A new chapter in Bad Science

Matthias Rath is a German scientist, physician and vitamin pill salesman who went to South Africa — a country where 6.3 million people are HIV positive — and launched a misinformation campaign which claimed, amongst other things, that the life-prolonging antiretroviral drugs used to treat HIV patients were, in fact, poisoning them and they should taking his vitamin pills instead.

A spokesman for the Treatment Action Campaign (TAC) — which fights for people with HIV/AIDs to have access to proper treatment and which was accused by Rath of being a front for Big Pharma — described him as an “extremely dangerous man, a liar, a charlatan.”  The US Food and Drug Administration challenged claims on his website, the British Advertising Standards Authority  upheld a complaint against him and the South African equivalent ordered him to stop claiming that dietary supplements are superior to chemotherapy.  He has been condemned by the United Nations, the World Health Organisations and Médecins Sans Frontières, to name but a few.

An informative and moving 8-minute video about the TAC’s battle against Rath can be viewed here:

Legacy of Denial

I had intended to make this introduction to Rath a bit longer but feel overwhelmed by the task of trying to condense such a catalogue of evil into a few paragraphs.  So instead I’ll get straight to the point.

Ben Goldacre did some very thorough research on Rath — “I now know more about Matthias Rath than almost any other person alive” — and intended to include a chapter about him in the first edition of his excellent book, Bad Science, but he couldn’t because Rath filed a lawsuit against him.
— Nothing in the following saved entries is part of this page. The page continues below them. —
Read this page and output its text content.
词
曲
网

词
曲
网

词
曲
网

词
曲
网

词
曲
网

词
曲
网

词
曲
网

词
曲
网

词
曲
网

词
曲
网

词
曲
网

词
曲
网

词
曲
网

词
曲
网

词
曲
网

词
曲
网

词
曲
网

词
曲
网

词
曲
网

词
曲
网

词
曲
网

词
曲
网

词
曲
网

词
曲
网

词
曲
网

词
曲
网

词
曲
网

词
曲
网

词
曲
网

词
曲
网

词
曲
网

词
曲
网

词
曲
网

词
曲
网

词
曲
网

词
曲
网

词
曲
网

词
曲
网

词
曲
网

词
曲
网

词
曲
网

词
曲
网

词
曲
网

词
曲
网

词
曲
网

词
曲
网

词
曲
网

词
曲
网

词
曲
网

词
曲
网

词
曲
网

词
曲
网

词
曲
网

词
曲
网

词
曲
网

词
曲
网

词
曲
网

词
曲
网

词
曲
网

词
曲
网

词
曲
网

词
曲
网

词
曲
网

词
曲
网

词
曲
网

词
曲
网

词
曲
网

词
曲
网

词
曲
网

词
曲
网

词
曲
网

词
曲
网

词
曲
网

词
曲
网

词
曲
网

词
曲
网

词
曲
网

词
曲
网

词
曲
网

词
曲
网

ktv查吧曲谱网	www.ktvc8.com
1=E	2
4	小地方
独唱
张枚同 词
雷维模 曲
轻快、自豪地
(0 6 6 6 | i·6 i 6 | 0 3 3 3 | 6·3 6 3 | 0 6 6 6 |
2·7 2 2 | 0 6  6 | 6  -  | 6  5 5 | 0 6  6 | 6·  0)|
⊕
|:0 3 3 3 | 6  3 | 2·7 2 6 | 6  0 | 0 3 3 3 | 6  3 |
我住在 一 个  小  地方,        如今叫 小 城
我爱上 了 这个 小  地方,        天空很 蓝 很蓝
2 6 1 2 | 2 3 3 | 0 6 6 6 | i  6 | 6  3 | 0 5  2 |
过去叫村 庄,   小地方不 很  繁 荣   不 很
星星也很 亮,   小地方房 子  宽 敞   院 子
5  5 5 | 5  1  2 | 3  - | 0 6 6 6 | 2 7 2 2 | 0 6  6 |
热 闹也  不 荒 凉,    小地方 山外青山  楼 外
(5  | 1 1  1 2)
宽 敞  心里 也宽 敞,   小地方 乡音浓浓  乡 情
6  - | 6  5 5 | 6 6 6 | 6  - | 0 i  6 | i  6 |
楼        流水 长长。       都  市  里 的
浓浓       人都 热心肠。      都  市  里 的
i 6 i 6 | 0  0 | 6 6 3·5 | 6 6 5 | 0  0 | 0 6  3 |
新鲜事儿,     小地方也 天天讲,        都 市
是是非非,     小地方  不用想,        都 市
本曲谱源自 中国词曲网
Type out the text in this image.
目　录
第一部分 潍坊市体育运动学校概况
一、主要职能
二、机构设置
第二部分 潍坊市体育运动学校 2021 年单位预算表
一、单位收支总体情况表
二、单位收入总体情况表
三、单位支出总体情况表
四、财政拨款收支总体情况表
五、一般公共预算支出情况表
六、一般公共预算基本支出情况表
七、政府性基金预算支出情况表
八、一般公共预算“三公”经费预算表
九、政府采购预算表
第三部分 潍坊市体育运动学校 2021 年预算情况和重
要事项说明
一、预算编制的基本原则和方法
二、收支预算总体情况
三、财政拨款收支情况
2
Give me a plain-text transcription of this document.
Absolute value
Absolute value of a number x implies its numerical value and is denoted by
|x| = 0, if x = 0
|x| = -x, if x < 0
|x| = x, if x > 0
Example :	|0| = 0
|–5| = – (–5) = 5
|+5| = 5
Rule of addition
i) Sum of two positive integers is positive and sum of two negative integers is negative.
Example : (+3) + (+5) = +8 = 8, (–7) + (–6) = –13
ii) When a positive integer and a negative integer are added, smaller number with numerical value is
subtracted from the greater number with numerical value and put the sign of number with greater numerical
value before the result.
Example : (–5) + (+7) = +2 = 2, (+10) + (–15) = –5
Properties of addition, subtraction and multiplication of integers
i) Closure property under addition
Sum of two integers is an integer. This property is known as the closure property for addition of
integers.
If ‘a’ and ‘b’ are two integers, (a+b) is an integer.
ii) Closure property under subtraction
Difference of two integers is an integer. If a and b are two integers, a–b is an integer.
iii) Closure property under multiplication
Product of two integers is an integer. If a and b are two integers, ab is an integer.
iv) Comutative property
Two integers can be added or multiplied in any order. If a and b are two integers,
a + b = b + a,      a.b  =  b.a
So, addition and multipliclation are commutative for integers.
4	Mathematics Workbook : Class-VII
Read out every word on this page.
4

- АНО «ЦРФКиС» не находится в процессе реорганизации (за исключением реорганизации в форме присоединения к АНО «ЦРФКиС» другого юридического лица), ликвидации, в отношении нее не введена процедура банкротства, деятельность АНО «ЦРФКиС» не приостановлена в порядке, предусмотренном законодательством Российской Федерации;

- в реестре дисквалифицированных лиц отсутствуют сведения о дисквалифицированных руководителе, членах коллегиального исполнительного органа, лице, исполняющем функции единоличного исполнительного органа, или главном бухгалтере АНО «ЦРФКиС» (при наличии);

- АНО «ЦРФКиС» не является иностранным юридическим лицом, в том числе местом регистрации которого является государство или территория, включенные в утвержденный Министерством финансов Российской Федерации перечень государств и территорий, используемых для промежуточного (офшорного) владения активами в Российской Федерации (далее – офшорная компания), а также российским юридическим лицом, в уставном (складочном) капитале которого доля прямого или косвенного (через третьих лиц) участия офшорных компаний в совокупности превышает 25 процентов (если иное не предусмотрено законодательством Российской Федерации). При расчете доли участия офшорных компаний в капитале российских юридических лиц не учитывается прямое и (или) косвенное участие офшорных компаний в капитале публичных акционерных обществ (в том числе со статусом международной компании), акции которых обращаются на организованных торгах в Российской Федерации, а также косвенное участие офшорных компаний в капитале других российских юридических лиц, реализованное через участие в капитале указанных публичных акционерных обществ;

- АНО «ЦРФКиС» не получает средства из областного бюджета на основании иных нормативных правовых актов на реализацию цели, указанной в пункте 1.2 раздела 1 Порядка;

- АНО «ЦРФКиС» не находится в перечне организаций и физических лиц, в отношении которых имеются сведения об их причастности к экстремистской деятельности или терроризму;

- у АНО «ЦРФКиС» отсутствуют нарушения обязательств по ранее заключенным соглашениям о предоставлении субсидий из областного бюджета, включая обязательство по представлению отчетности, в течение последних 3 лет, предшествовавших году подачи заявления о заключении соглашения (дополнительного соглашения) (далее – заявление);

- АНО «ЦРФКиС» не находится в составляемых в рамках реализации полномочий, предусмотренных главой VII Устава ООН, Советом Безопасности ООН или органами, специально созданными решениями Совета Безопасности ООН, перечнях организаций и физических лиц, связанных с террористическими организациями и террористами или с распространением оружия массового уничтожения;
The book was published without the chapter, then Rath dropped the suit. So the new edition of Bad Science includes the chapter about him and Ben has also posted the chapter on his website where it can be read for free. Thank you, Ben. It’s highly recommended but watch your blood pressure.

Here’s the link but still buy the book if you haven’t already done so. It’s worth every penny.

1 thought on “A new chapter in Bad Science”

  1. I’m not Skepticat, and no, I don’t want to watch “House of Numbers”, the AIDS denialism “documentary” that misrepresented the scientific reseach on AIDS so bad that some of the scientists interviewed by its director felt they needed to set the record straight.

    I’m old enough to remember the time when nobody really knew what AIDS was and how you could contract it, and a family friend of ours died of full-blown AIDS. He died in his thirties, nowadays with antiretroviral drugs HIV positive people tend to grow old. Looking up studies for you is pearls before swine, so I’ll resist that temptation.